Springtails usually indicate overwatering. If you allow your houseplants to dry out thoroughly between waterings, most springtail problems will solve themselves. You can also rid them by sprinkling a bit of diatomaceous earth on the top of the soil. Diatomaceous earth only works when it's dry, so you'll still have to water less often if you choose to use it.
9. Broad Mites
Unfortunately, this is one pest you don't want to find on your houseplants — and you probably won't. These microscopic insects are impossible to see with the naked eye and can be hard to spot. They can also live inside plants where you can't see them even with magnification. Instead of looking for the mites themselves, look for the damage they cause. If you notice stunted plant growth, curling leaves, and leaves changing color with no discernible cause, you may have broad mites.
Broad mites reproduce at an astounding rate, completing a full life cycle within 5 to 13 days.

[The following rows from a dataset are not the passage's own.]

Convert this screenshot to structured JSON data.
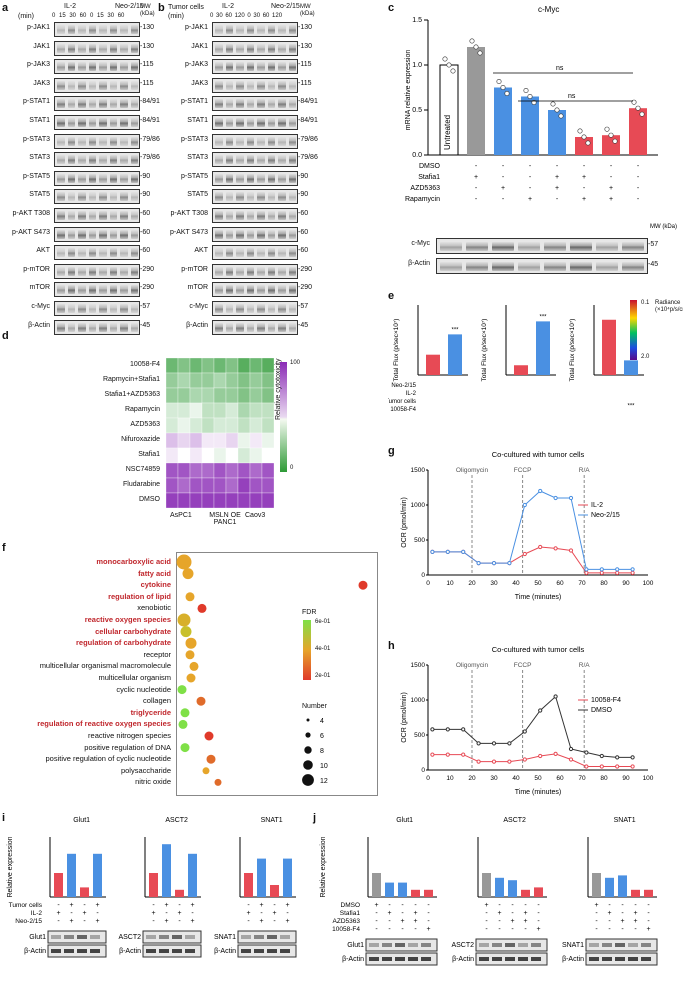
{
  "panels": {
    "a": {
      "label": "a",
      "time_header": "(min)",
      "group1": "IL-2",
      "group2": "Neo-2/15",
      "times": "0 15 30 60  0 15 30 60",
      "mw_header": "MW\n(kDa)",
      "rows": [
        {
          "name": "p-JAK1",
          "mw": "-130"
        },
        {
          "name": "JAK1",
          "mw": "-130"
        },
        {
          "name": "p-JAK3",
          "mw": "-115"
        },
        {
          "name": "JAK3",
          "mw": "-115"
        },
        {
          "name": "p-STAT1",
          "mw": "-84/91"
        },
        {
          "name": "STAT1",
          "mw": "-84/91"
        },
        {
          "name": "p-STAT3",
          "mw": "-79/86"
        },
        {
          "name": "STAT3",
          "mw": "-79/86"
        },
        {
          "name": "p-STAT5",
          "mw": "-90"
        },
        {
          "name": "STAT5",
          "mw": "-90"
        },
        {
          "name": "p-AKT T308",
          "mw": "-60"
        },
        {
          "name": "p-AKT S473",
          "mw": "-60"
        },
        {
          "name": "AKT",
          "mw": "-60"
        },
        {
          "name": "p-mTOR",
          "mw": "-290"
        },
        {
          "name": "mTOR",
          "mw": "-290"
        },
        {
          "name": "c-Myc",
          "mw": "-57"
        },
        {
          "name": "β-Actin",
          "mw": "-45"
        }
      ]
    },
    "b": {
      "label": "b",
      "time_header": "Tumor cells\n(min)",
      "group1": "IL-2",
      "group2": "Neo-2/15",
      "times": "0 30 60 120  0 30 60 120",
      "mw_header": "MW\n(kDa)"
    },
    "c": {
      "label": "c",
      "title": "c-Myc",
      "ylabel": "mRNA relative expression",
      "untreated": "Untreated",
      "yticks": [
        "0.0",
        "0.5",
        "1.0",
        "1.5"
      ],
      "treat_rows": [
        "DMSO",
        "Stafia1",
        "AZD5363",
        "Rapamycin"
      ],
      "signs": [
        [
          "+",
          "-",
          "-",
          "-",
          "-",
          "-",
          "-",
          "-"
        ],
        [
          "-",
          "+",
          "-",
          "-",
          "+",
          "+",
          "-",
          "-"
        ],
        [
          "-",
          "-",
          "+",
          "-",
          "+",
          "-",
          "+",
          "-"
        ],
        [
          "-",
          "-",
          "-",
          "+",
          "-",
          "+",
          "+",
          "-"
        ]
      ],
      "ns": "ns",
      "mw": "MW\n(kDa)",
      "blots": [
        {
          "name": "c-Myc",
          "mw": "-57"
        },
        {
          "name": "β-Actin",
          "mw": "-45"
        }
      ],
      "chart_data": {
        "type": "bar",
        "categories": [
          "Untreated",
          "DMSO",
          "Stafia1",
          "AZD5363",
          "Rapamycin",
          "Stafia1+AZD5363",
          "Stafia1+Rapamycin",
          "AZD5363+Rapamycin"
        ],
        "values": [
          1.0,
          1.2,
          0.75,
          0.65,
          0.5,
          0.2,
          0.22,
          0.52
        ],
        "ylim": [
          0,
          1.5
        ]
      }
    },
    "d": {
      "label": "d",
      "rows": [
        "10058-F4",
        "Rapmycin+Stafia1",
        "Stafia1+AZD5363",
        "Rapamycin",
        "AZD5363",
        "Nifuroxazide",
        "Stafia1",
        "NSC74859",
        "Fludarabine",
        "DMSO"
      ],
      "cols": [
        "AsPC1",
        "MSLN OE PANC1",
        "Caov3"
      ],
      "scale_top": "100",
      "scale_bottom": "0",
      "scale_label": "Relative cytotoxicity"
    },
    "e": {
      "label": "e",
      "ylabel": "Total Flux (p/sec×10⁷)",
      "radiance": "Radiance\n(×10⁴p/s/cm²/sr)",
      "rad_top": "0.1",
      "rad_bottom": "2.0",
      "rows": [
        "Neo-2/15",
        "IL-2",
        "Tumor cells",
        "10058-F4"
      ],
      "sig": "***"
    },
    "f": {
      "label": "f",
      "terms": [
        {
          "t": "monocarboxylic acid",
          "red": true
        },
        {
          "t": "fatty acid",
          "red": true
        },
        {
          "t": "cytokine",
          "red": true
        },
        {
          "t": "regulation of lipid",
          "red": true
        },
        {
          "t": "xenobiotic",
          "red": false
        },
        {
          "t": "reactive oxygen species",
          "red": true
        },
        {
          "t": "cellular carbohydrate",
          "red": true
        },
        {
          "t": "regulation of carbohydrate",
          "red": true
        },
        {
          "t": "receptor",
          "red": false
        },
        {
          "t": "multicellular organismal macromolecule",
          "red": false
        },
        {
          "t": "multicellular organism",
          "red": false
        },
        {
          "t": "cyclic nucleotide",
          "red": false
        },
        {
          "t": "collagen",
          "red": false
        },
        {
          "t": "triglyceride",
          "red": true
        },
        {
          "t": "regulation of reactive oxygen species",
          "red": true
        },
        {
          "t": "reactive nitrogen species",
          "red": false
        },
        {
          "t": "positive regulation of DNA",
          "red": false
        },
        {
          "t": "positive regulation of cyclic nucleotide",
          "red": false
        },
        {
          "t": "polysaccharide",
          "red": false
        },
        {
          "t": "nitric oxide",
          "red": false
        }
      ],
      "fdr_title": "FDR",
      "fdr_ticks": [
        "6e-01",
        "4e-01",
        "2e-01"
      ],
      "num_title": "Number",
      "num_ticks": [
        "4",
        "6",
        "8",
        "10",
        "12"
      ]
    },
    "g": {
      "label": "g",
      "title": "Co-cultured with tumor cells",
      "ylabel": "OCR (pmol/min)",
      "xlabel": "Time (minutes)",
      "markers": [
        "Oligomycin",
        "FCCP",
        "R/A"
      ],
      "legend": [
        "IL-2",
        "Neo-2/15"
      ],
      "yticks": [
        "0",
        "500",
        "1000",
        "1500"
      ],
      "xticks": [
        "0",
        "10",
        "20",
        "30",
        "40",
        "50",
        "60",
        "70",
        "80",
        "90",
        "100"
      ]
    },
    "h": {
      "label": "h",
      "title": "Co-cultured with tumor cells",
      "ylabel": "OCR (pmol/min)",
      "xlabel": "Time (minutes)",
      "markers": [
        "Oligomycin",
        "FCCP",
        "R/A"
      ],
      "legend": [
        "10058-F4",
        "DMSO"
      ],
      "yticks": [
        "0",
        "500",
        "1000",
        "1500"
      ],
      "xticks": [
        "0",
        "10",
        "20",
        "30",
        "40",
        "50",
        "60",
        "70",
        "80",
        "90",
        "100"
      ]
    },
    "i": {
      "label": "i",
      "ylabel": "Relative expression",
      "genes": [
        "Glut1",
        "ASCT2",
        "SNAT1"
      ],
      "rows": [
        "Tumor cells",
        "IL-2",
        "Neo-2/15"
      ],
      "blot_mw": [
        "-60\n-45",
        "-75",
        "-70\n-50"
      ],
      "actin": "β-Actin",
      "actin_mw": "-45",
      "mw": "MW\n(kDa)"
    },
    "j": {
      "label": "j",
      "ylabel": "Relative expression",
      "genes": [
        "Glut1",
        "ASCT2",
        "SNAT1"
      ],
      "rows": [
        "DMSO",
        "Stafia1",
        "AZD5363",
        "10058-F4"
      ],
      "ns": "ns",
      "actin": "β-Actin",
      "mw": "MW\n(kDa)"
    }
  }
}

Because each generation is so short-lived, it takes these pests no time at all to churn out young that are immune to pesticides, making chemical controls virtually useless.

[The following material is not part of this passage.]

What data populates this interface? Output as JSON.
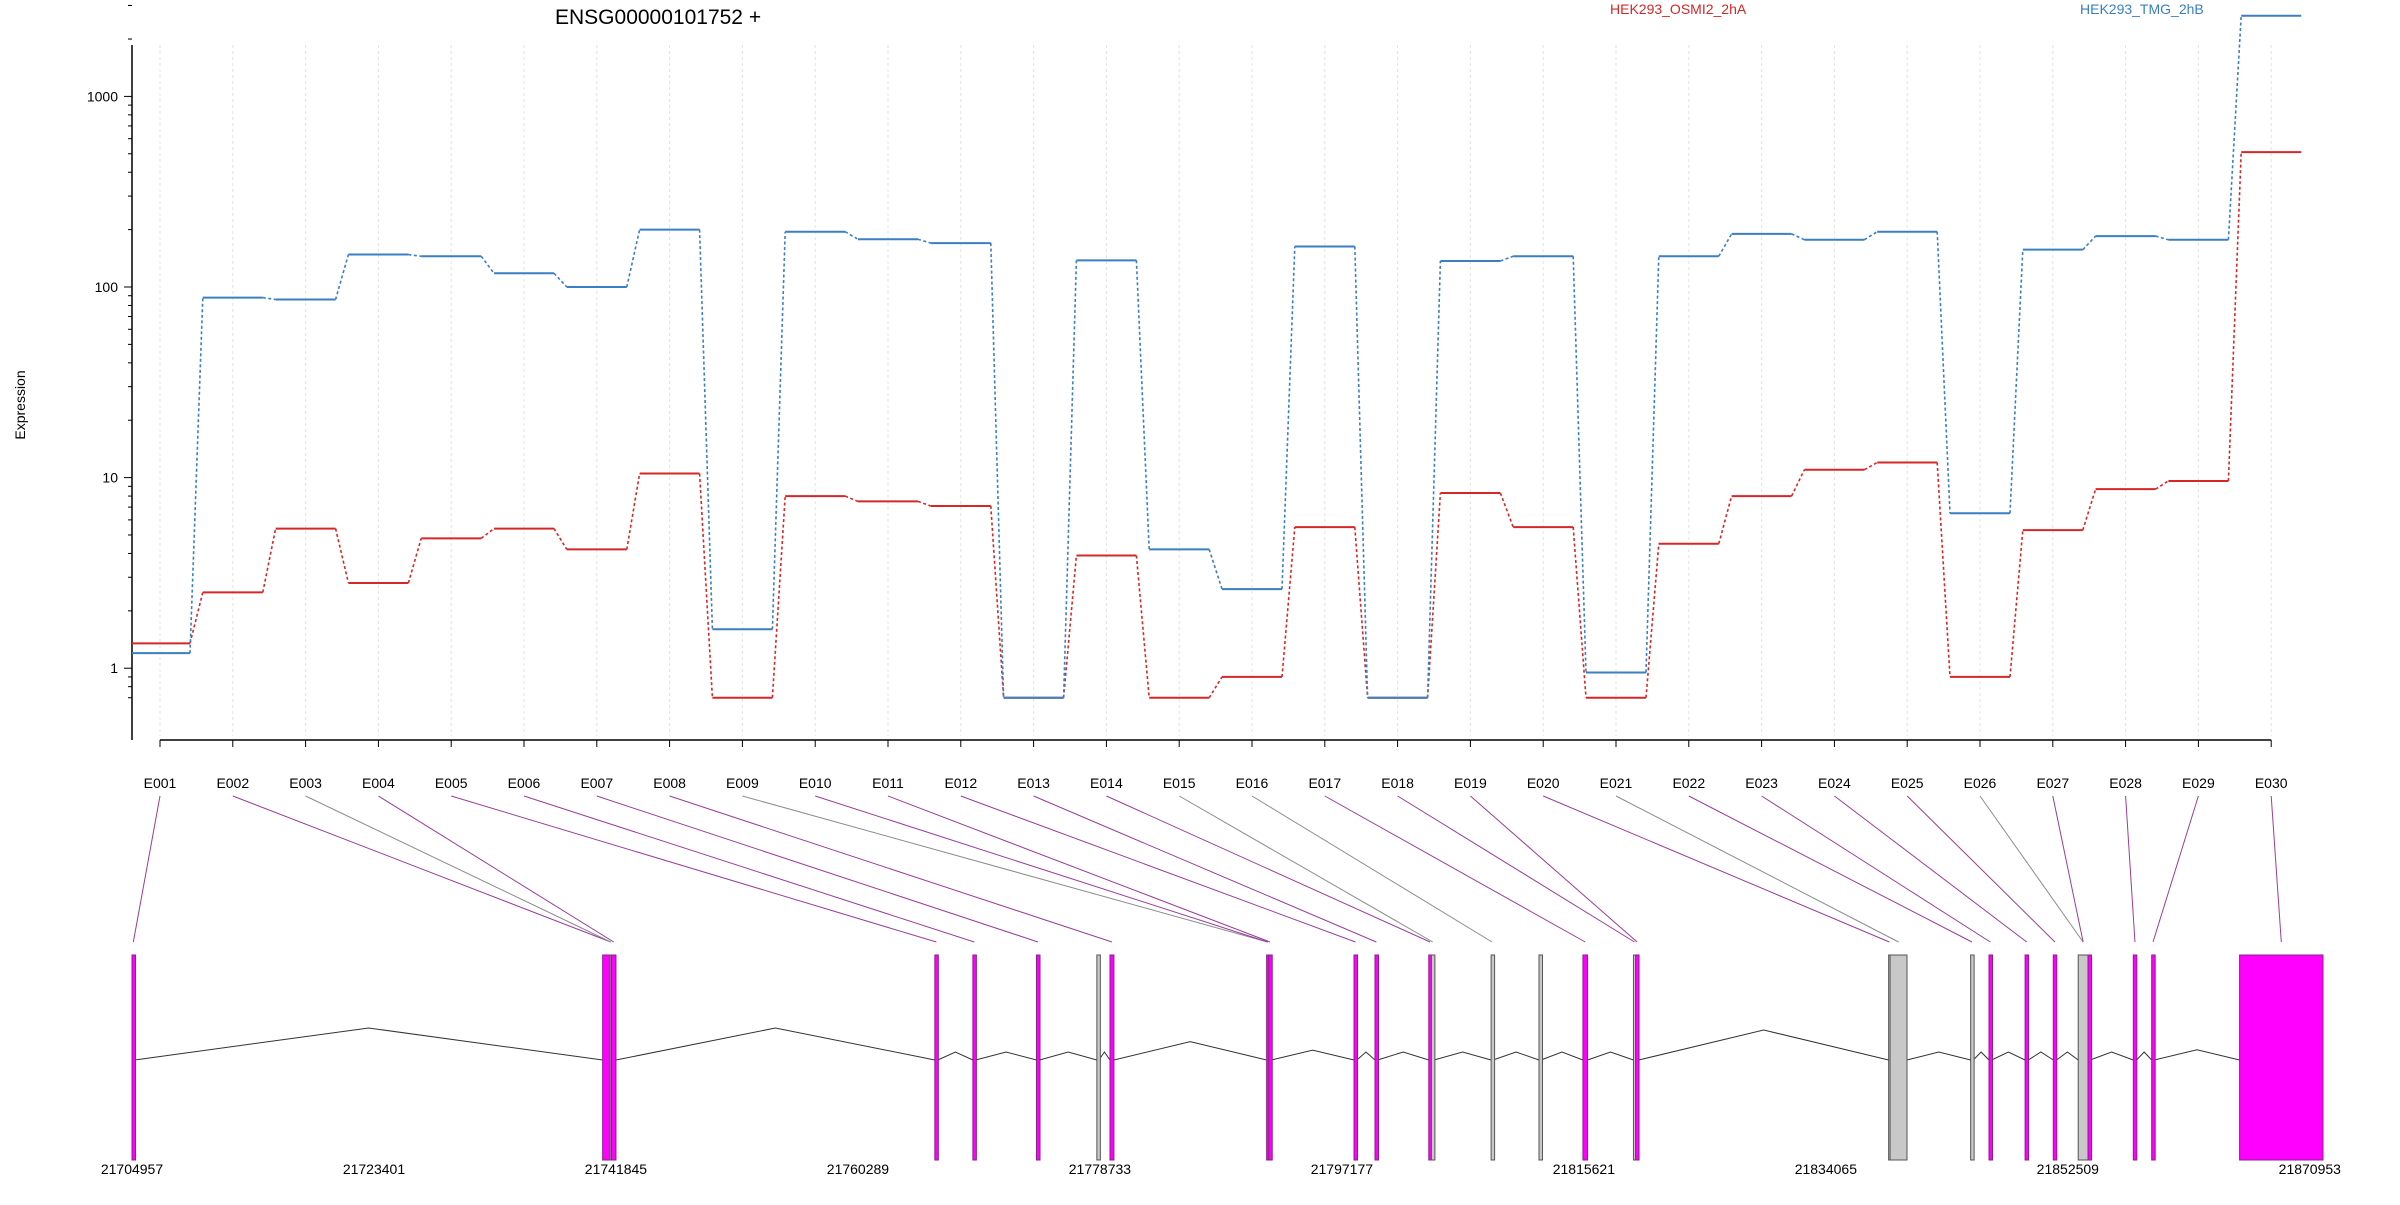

Broad mites dislike heat, so you can try completely immersing your plant in water of 110 degrees Fahrenheit for 30 minutes. If you do, it's imperative that you immerse the entire plant and keep it quarantined well away from other houseplants while waiting to see if the situation improves. You can also try treating your plant with dicofol. Sadly, the best treatment for most broad mite damage is to dispose of the infested plant.
Prevent Pests On Your Houseplants
Don't have a houseplant infestation yet? Luckily, there are a few ways to prevent damage from occurring in the first place.
- Keep fresh-cut flowers and other produce away from houseplants. One way to prevent pests is to keep fresh cut flowers you bring in from the garden well away from your houseplants. Carefully inspect these flowers and any fresh produce you bring into your home, making sure you're not accidentally bringing pests with you.
- Check before adding new plants to the house. Inspect new houseplants and keep them isolated from your existing collection for a few days after you purchase them.
- Store potting soil properly. Stash any unused potting soil in airtight containers to keep out insects.
- De-stress your plants. Do your best to care for your houseplants properly since stressed plants are more likely to attract and succumb to pests.
Even with these precautions, houseplants can still become infested. Some bugs are so tiny that they can easily come into your home through cracks, under doors and windows, or even through window screens. If you find yourself with a problem, you'll want to identify the pests and get rid of them as quickly as you can, hopefully before they damage your plant. In most cases, you'll find yourself dealing with very common household pests, so there is plenty of help available.